Say cheese! This year alone, Americans will take over sixty-five billion photographs–remarkable, considering that just over one hundred years ago, photography was the exclusive domain of the wealthy. Today, photography is accessible to virtually everyone. The man responsible for that evolution–and for revolutionizing the photographic industry–was George Eastman, founder of the Eastman Kodak Company.
A passionate innovator, Eastman understood that, for his firm to prosper, his photographic equipment had to be affordable to the average American. But he could cut costs only if the manufacturing process was significantly improved. Eastman worked hard to do just that, enlisting the aid of his top researchers. One of these researchers, recent Massachusetts Institute of Technology graduate Darragh de Lancey, revolutionized photography–and greatly improved efficiency and quality–by making crucial technological discoveries.
Impressed by his experience with de Lancey, Eastman not only hired more MIT graduates; he also, during his lifetime, gave more than $20 million to MIT. Although Eastman himself had dropped out of school when he was fourteen, he understood the importance of education, particularly in the sciences, for the continued viability not only of his firm but also of American society in general. As Eastman himself explained, “The progress of the world depends almost entirely upon education.”
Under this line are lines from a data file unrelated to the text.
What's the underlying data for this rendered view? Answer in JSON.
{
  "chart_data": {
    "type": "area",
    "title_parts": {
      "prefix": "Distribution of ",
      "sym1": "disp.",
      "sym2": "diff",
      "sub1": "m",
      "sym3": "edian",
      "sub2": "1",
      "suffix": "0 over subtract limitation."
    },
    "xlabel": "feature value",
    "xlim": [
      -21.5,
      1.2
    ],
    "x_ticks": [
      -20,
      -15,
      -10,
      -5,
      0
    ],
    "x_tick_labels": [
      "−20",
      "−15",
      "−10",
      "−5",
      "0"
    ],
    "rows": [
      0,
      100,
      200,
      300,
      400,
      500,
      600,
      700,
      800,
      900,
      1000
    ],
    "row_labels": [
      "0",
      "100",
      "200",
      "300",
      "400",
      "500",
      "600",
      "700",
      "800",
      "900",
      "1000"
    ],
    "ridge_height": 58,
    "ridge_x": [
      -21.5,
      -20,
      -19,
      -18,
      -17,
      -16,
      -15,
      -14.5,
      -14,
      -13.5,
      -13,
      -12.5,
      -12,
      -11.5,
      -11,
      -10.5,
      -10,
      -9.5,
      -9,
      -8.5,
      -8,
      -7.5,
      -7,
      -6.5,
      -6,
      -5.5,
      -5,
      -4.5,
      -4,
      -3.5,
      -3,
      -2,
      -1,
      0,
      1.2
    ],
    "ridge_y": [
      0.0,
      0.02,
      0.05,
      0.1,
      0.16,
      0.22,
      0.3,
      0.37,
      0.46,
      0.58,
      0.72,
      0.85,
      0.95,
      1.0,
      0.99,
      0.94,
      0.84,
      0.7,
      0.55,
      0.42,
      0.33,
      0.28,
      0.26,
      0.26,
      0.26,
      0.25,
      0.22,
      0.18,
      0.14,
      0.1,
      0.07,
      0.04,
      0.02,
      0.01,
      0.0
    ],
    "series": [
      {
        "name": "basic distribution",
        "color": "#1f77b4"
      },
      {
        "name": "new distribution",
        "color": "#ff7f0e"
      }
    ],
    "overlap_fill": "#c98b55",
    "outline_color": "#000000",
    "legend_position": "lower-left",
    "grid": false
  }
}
Eastman's story shows well that–far from being unconcerned with social goods such as education, as some contend–entrepreneurs in a free-market system tend to understand the importance of education, have an interest in supporting schools and universities, and possess the surplus profits to contribute to their continued strength. The Acton Institute has, in its ten years of service, argued for the indispensable role of responsible entrepreneurs in society, and I thank you for the support that allows us to continue in this important endeavor.